Characterization of global ocean turbidity from Moderate Resolution Imaging Spectroradiometer ocean color observations

Seasonal global ocean turbidity is studied and quantified using the diffuse attenuation coefficient at the wavelength of 490 nm, K-d(490), derived from measurements of the Moderate Resolution Imaging Spectroradiometer onboard the Aqua satellite. The shortwave infrared-based atmospheric correction algorithm and a newly developed K-d(490) algorithm have been used to derive K-d(490) data for both the global open ocean and coastal turbid waters. The spatial pattern of global open ocean turbidity shows significant seasonal K-d(490) variations with highs in the boreal (or austral) spring and summer and lows in the winter for the Northern Hemisphere (or Southern Hemisphere). The clear water with K-d(490) <= 0.1 m(-1) covers an average of similar to 95.67% of the global ocean. The modestly turbid waters with K-d(490) values ranging from similar to 0.1 to 0.3 m(-1) has about 5.12% and 3.07% of the global ocean region in the summer and winter, respectively, with average coverage of similar to 3.59%. Turbid waters with K-d(490) over 0.3 m(-1) are all located in the coastal regions, river estuaries, and inland lakes with an average global coverage of similar to 0.74%, accounting for similar to 8% to 12% of the total global continental shelf area.

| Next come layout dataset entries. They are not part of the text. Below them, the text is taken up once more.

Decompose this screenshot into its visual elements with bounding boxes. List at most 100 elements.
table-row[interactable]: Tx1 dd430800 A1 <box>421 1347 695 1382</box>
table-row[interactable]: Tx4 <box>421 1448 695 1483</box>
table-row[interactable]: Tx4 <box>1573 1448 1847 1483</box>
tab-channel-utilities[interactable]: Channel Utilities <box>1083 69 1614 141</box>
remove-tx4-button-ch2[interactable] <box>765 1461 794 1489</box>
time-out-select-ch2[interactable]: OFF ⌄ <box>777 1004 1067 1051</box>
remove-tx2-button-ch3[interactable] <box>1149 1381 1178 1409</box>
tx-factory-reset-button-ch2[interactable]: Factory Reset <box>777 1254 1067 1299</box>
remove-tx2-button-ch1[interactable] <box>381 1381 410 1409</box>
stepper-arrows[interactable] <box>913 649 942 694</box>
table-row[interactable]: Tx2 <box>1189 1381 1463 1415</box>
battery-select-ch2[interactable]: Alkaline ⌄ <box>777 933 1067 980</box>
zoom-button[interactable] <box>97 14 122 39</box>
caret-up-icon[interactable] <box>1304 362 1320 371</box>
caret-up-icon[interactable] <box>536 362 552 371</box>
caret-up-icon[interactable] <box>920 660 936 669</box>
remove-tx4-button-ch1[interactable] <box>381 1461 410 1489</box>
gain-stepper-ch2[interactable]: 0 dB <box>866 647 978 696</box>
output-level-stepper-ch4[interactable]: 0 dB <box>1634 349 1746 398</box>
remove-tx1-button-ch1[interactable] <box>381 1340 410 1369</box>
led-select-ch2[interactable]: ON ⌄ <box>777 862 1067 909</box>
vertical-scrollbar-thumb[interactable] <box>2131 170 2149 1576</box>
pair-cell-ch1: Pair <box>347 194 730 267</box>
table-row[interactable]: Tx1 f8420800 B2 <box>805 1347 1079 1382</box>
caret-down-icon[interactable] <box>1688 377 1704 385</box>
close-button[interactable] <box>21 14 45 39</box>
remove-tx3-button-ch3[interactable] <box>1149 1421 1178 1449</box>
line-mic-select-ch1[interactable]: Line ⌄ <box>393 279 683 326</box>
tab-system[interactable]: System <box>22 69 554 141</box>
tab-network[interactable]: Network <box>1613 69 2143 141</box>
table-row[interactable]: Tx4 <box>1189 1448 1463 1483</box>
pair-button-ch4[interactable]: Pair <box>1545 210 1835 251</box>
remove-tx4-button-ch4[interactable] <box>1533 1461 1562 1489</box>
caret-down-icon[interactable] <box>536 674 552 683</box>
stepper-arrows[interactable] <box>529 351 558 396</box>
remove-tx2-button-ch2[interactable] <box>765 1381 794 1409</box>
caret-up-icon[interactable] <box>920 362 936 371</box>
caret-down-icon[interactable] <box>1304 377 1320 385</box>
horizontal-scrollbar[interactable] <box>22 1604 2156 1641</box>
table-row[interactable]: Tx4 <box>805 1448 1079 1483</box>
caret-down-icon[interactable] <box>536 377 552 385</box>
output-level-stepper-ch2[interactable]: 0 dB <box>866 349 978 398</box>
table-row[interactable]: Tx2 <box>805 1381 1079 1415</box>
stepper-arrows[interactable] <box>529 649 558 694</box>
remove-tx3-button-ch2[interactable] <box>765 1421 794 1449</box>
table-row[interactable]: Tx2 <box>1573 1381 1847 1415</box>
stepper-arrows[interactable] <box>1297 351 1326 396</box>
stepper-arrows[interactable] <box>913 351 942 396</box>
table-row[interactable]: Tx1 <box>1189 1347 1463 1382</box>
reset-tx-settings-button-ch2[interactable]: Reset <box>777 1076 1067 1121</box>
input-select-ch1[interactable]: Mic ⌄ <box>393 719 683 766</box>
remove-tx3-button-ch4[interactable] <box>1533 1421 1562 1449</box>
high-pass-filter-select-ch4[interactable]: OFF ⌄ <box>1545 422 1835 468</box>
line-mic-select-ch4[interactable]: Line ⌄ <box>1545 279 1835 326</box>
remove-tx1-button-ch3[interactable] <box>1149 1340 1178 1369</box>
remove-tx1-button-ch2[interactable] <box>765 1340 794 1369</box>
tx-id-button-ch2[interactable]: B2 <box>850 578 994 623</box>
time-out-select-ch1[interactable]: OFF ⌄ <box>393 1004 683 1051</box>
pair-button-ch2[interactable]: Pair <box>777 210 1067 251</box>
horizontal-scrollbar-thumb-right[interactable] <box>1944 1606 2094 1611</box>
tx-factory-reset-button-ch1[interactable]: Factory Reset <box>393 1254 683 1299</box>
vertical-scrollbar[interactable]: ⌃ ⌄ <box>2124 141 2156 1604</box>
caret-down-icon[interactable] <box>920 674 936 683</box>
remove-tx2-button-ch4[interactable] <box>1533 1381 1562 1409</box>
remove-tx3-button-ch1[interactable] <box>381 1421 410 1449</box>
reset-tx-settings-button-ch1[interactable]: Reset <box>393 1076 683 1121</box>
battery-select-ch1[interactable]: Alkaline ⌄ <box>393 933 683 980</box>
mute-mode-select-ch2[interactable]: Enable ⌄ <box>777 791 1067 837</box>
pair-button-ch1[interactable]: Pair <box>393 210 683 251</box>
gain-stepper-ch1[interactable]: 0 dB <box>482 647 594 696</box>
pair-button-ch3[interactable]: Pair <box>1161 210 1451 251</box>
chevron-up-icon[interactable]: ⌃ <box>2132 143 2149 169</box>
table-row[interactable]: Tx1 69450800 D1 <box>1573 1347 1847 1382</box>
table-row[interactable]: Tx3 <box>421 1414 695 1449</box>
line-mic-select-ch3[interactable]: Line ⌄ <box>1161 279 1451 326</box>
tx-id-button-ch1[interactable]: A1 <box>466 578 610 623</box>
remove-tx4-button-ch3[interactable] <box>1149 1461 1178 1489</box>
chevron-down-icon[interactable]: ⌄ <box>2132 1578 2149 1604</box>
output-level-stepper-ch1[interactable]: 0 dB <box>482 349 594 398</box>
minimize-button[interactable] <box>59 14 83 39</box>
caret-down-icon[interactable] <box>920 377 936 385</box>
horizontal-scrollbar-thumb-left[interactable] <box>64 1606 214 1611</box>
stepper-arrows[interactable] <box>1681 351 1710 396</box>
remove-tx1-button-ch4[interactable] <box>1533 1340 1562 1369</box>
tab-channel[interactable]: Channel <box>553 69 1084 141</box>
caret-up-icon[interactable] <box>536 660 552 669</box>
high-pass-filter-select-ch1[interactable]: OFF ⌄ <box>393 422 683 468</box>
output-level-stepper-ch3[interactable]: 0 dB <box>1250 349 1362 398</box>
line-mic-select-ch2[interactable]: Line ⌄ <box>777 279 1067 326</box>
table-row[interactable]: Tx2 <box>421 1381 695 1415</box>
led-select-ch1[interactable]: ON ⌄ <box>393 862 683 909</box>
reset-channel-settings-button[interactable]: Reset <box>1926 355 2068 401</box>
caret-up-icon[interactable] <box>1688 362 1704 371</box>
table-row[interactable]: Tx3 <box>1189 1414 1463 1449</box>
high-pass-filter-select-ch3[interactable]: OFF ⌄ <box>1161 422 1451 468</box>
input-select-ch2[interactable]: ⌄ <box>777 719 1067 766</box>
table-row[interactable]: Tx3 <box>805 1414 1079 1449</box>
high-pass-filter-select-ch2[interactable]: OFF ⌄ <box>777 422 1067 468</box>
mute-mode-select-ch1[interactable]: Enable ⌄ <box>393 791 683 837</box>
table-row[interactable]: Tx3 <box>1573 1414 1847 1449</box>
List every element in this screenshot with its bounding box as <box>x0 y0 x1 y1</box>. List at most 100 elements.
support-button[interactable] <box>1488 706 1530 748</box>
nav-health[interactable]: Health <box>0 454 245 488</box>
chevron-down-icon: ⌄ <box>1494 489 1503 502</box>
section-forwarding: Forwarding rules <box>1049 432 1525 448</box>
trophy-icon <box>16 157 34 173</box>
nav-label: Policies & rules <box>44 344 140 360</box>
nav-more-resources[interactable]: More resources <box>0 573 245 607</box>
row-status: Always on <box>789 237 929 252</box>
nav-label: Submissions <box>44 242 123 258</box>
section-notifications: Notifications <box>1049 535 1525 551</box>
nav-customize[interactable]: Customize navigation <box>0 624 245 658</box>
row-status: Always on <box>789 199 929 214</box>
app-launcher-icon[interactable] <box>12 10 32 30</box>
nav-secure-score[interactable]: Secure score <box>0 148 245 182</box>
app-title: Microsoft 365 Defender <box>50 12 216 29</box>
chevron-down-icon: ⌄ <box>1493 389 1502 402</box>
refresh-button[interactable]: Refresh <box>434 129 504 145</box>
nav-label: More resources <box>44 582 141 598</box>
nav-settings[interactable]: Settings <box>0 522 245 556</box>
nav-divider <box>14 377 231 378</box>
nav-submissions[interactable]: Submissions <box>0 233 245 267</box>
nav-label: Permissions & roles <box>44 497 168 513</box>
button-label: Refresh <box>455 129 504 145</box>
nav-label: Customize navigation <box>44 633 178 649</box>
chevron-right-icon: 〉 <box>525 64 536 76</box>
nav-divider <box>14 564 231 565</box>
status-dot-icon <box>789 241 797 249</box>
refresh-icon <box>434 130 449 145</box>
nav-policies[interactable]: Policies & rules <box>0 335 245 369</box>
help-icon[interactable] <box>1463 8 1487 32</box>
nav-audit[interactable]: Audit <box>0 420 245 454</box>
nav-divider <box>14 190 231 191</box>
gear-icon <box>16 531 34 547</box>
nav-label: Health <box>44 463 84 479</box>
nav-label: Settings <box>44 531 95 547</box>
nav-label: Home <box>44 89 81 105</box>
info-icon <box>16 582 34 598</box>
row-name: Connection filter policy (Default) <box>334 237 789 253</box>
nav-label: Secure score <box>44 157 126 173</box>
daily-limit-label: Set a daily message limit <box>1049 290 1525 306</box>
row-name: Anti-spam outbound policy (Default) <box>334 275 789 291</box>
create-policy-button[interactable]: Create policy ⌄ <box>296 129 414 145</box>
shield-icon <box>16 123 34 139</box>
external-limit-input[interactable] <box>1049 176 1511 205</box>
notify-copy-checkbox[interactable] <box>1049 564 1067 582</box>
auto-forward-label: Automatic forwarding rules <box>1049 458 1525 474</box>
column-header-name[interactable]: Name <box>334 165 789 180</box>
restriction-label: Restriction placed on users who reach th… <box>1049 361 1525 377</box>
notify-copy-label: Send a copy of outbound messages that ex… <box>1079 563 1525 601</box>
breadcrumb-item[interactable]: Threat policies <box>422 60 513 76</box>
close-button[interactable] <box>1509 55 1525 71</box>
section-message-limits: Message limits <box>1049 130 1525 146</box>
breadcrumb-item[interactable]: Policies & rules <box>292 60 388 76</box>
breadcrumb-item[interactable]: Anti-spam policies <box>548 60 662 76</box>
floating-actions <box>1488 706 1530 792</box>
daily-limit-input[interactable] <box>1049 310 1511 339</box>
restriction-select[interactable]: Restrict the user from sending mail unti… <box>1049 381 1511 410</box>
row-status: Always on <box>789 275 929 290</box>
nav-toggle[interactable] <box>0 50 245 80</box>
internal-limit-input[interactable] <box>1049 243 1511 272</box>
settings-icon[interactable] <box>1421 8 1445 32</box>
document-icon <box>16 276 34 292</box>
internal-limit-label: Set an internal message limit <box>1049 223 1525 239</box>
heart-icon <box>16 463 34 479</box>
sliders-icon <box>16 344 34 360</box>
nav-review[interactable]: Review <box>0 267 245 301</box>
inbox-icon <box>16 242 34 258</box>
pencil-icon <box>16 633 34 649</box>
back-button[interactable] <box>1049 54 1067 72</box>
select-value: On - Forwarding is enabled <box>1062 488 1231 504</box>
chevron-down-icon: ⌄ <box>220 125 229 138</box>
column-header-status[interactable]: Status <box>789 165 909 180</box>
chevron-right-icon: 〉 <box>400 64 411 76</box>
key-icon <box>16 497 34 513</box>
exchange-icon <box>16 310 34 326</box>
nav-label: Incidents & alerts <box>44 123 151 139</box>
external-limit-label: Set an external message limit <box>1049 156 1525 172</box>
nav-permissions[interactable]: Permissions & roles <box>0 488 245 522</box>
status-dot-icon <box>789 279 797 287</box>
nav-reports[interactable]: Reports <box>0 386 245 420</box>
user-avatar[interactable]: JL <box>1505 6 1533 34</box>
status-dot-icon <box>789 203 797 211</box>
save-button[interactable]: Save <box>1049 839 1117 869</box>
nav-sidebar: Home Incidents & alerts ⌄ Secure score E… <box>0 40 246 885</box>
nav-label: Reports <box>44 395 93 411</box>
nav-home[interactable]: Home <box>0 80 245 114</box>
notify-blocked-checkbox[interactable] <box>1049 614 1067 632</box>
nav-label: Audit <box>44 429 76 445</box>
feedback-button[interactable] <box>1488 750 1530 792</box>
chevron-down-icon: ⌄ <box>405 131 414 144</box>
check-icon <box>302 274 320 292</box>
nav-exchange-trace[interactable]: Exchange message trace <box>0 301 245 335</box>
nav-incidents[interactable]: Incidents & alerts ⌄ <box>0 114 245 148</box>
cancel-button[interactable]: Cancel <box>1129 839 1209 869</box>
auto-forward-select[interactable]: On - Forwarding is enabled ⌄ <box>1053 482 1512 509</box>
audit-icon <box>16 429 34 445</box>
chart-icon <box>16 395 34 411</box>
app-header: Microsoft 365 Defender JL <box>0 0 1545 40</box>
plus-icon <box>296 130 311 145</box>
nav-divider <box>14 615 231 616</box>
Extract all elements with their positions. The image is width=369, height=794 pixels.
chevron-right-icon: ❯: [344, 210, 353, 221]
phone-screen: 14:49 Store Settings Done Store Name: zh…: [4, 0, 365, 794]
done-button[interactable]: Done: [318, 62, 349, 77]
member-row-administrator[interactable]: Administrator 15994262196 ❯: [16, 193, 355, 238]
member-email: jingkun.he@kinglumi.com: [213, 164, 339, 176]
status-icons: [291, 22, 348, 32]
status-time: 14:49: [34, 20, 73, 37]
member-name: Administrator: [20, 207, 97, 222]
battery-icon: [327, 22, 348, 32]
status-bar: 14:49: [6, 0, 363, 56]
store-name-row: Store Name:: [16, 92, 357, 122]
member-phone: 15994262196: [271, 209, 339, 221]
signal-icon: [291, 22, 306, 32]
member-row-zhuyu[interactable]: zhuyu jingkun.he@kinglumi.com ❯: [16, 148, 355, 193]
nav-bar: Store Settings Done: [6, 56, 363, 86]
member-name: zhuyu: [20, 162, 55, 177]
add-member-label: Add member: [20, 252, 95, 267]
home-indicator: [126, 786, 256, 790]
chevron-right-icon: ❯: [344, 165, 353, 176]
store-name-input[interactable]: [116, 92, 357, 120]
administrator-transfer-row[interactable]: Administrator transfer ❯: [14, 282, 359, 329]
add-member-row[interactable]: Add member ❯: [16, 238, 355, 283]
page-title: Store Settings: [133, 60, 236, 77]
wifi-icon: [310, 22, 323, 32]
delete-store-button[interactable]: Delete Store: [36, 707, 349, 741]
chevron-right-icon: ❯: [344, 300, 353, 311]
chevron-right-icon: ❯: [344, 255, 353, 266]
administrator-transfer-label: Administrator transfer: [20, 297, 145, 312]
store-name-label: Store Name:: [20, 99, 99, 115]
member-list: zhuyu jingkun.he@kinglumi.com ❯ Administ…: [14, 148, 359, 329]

The world's major turbid water regions are identified and evaluated in this study. Amazon River Estuary ranks as the world's most turbid region with the mean K-d(490) value of similar to 5 m(-1). In addition, different mechanisms for the water turbidity in the open oceans and coastal turbid waters are investigated. In the open ocean, variability in the seasonal turbidity is related to the seasonal variation of chlorophyll a concentration, i.e., the seasonal phytoplankton bloom dominates the global geographic perspective of the water turbidity (for waters with K-d(490) <= 0.3 m(-1)). In the coastal region, on the other hand, high turbidity (K-d(490) > 0.3 m(-1)) is attributed to the high loading of sediment concentration due to various physical processes, such as sediment resuspension, river runoff, etc.